By Victoria Craw
It's a request the residents of West London never thought they would have to make.
Taped to a wall outside Grenfell Tower is a polite sign asking visitors to "please be aware what you see is the site of our great loss."
"Please act with respect if you need to take a photograph ... please hold our loss in your mind. (Please no selfies!)"
The typed note comes in response to a rise in visitors at the scene, which authorities are still combing for the remains of victims, after some put in on their London "to do" list alongside other attractions in the city.
"The Grenfell tower is already becoming a new tourist draw," Lies Verlinden wrote on a Facebook page for Dark Tourism condemning attempts to compare the tragedy with a 9/11 conspiracy theory.
"Friends of mine are visiting London and it was on their to do list. Dark tourism is clearly very powerful!" she said.
It follows other signs posted by locals pleading visitors to "let us grieve in peace" and reminding them the area was a "tragedy not a tourist attraction".
While it's no comfort to those who lost family and friends in the blaze, the trend has become as ubiquitous as social media hashtags in the aftermath of disaster, prompting new questions about the morality of post-tragedy selfies.
The rise of so-called "grief tourists" has been clocked around the world, from London's terror attacks to Hong Kong, New York and Hamburg and as locals swept up their smashed shop fronts in the aftermath of violent protests at the G20.
In April following a massive earthquake in the Italian town of Amarice that killed 300, mayor Sergio Pirozzi pleaded "don't come to Amatrice to take selfies by the rubble."
"This morning I surprised and chased away some people who were photographing themselves by the ruins," he said.
THE DYSTOPIAN DRAWCARD
Dark Tourism expert Dr. Peter Hohenhaus runs one of the biggest guides to more than 800 sites of death and destruction around the world. He said "practically everyone" is a dark tourist to varying degrees in the catch-all term that includes sites as diverse as the 9/11 memorial, the Berlin Wall, Auschwitz and Chernobyl.
But while sites like Grenfell might have a "spooky" appeal, he said the recent trend towards disaster selfies are "bad taste" that should be rightly condemned.

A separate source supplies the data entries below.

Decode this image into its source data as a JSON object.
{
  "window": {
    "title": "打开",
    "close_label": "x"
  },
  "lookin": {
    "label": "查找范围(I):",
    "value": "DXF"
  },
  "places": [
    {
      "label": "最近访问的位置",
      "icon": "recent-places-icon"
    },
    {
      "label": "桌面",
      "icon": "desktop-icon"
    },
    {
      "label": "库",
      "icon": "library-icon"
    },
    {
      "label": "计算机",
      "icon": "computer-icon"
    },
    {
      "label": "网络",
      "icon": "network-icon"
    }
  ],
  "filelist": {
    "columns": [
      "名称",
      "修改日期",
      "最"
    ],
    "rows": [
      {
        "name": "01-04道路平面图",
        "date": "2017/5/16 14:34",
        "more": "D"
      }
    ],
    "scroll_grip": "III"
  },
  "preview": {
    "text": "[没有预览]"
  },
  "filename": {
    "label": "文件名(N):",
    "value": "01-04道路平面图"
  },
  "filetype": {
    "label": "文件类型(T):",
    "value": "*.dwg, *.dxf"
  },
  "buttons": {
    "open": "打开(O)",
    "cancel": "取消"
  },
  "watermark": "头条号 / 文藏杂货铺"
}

"There is this golden rule in DT of 'not going back too soon' - but the question is: when is too soon and from when is it OK to visit? It's a delicate matter," he told news.com.au. "I find selfie-taking pretty obnoxious in itself, anywhere, but at sites of tragedy (be it recent or historically tragic) it is most definitely not just bad taste, it's absolutely abhorrent."
"However, I also understand that a sight as dramatic as the burnt-out Grenfell Tower does have a grim attraction and some people may want to see it with their own eyes - if I lived in London I might have wanted to go and see it too (I'm actually quite undecided on that).
"However, one should make an effort to try and do so discreetly and more importantly: respectfully. Selfie-taking at such a site is disrespectful to the max and hence totally despicable. Just no! But again: don't blame dark tourism, blame the current selfie culture - it's everywhere, unfortunately."
'I'M NOT A DEMON'
The murky morality of those seen snapping pictures at famous sites prompted Cardiff-based film graduate Chris Lloyd to investigate the subject after he notice how people were demonised online.
"I thought what's the difference between me and them?" the 33-year-old said. "People having pictures at Auschwitz - I've been there myself and I'm that person but I'm not a demon. These people have been demonised on the internet."
"It's just like proof I've been there. Everyone really wants to be part of something. Everyone wants to be attached to something."
For Dr Philip Stone - the executive director of the UK's Institute for Dark Tourism Research - to say those taking selfies at tragic sites are "defunct of morality" is not telling the full story.
"A lot of the moral commentary revolves around whether Selfies are selfish and the ethics of taking pictures in the immediate aftermath of tragedy," he said.
"What remains to be seen, of course, is whether dark tourism selfies communicate emotion and awareness of the surroundings. Or whether they simply facilitate online conversations where the tourist detach themselves from reality and test out and perform different versions of themselves."